After the passage of the 1964 Civil Rights Act, Martin Luther King Jr. felt that the de-jure fight wasn’t over. The Reverend held a radical bastion of economic justice as the ultimate goal, and in the weeks before his assassination, he was advocating around an economic message for all people. “Now our struggle is for genuine equality, which means economic equality. For we know that it isn’t enough to integrate lunch counters. What does it profit a man to be able to eat at an integrated lunch counter if he doesn’t earn enough money to buy a hamburger and a cup of coffee?” He went on to start the Poor People’s Campaign in 1967 which demanded a progressive agenda based on jobs and higher wages.
Although he went further in his calls for universal basic income, his message did not stray from the core truth – a man isn’t free if he can’t afford the basic necessities to survive. As Anatole France is quoted, “The law, in its majestic equality, forbids rich and poor alike to sleep under bridges, to beg in the streets, and to steal their bread.”

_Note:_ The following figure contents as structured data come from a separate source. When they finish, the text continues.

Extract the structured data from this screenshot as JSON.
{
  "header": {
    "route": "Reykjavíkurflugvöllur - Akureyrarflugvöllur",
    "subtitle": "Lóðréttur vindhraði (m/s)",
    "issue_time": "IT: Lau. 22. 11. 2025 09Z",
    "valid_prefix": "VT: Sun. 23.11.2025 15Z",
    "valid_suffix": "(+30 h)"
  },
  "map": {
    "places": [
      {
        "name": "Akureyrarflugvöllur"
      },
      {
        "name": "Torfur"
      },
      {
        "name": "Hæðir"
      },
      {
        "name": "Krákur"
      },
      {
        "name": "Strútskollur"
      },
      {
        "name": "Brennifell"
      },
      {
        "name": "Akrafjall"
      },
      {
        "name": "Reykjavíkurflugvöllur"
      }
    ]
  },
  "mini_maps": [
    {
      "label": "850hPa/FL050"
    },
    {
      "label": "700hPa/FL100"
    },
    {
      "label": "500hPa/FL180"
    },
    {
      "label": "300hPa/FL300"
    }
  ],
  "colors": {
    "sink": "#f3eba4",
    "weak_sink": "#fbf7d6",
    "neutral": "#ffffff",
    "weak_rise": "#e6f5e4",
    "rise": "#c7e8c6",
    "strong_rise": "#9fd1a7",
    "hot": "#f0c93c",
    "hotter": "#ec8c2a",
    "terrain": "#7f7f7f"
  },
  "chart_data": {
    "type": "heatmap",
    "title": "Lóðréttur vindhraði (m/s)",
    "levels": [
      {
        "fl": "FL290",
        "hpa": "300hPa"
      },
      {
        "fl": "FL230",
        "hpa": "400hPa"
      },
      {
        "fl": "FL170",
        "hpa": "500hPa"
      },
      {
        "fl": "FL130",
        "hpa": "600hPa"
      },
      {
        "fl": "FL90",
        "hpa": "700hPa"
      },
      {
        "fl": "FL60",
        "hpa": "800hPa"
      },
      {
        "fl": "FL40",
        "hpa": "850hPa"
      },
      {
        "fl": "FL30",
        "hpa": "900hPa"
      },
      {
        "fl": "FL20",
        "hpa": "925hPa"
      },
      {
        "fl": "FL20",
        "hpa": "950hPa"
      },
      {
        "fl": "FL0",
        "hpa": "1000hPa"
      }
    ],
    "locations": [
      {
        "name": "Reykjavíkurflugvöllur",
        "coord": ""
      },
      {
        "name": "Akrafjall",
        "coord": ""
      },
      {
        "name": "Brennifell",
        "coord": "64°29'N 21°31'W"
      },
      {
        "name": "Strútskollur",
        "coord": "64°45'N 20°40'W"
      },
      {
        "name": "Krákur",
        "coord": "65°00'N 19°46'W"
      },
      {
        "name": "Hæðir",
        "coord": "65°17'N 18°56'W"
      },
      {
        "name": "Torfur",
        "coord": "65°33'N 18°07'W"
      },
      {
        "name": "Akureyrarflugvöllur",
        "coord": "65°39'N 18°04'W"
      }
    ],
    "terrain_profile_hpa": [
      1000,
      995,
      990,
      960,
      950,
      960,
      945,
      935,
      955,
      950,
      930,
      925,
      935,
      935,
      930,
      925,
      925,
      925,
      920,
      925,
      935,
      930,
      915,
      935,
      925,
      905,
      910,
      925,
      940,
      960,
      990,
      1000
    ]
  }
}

The only way to lower partisan divide is through an economic message; no gimmicks, no pure opposition campaigns, and no identity politics. To stand behind ideas the majority of Americans support. Fifty-eight percent of Americans support single-payer, 88% oppose cuts to Social security, voters in red states want Medicaid expanded, 68% think the wealthy pay too little taxes, 64% support regulating greenhouse gas emissions,58% support breaking up big banks, 63% support raising the minimum wage to $15.00, 53% support labor union law, 64% think corporations don’t pay their fair share.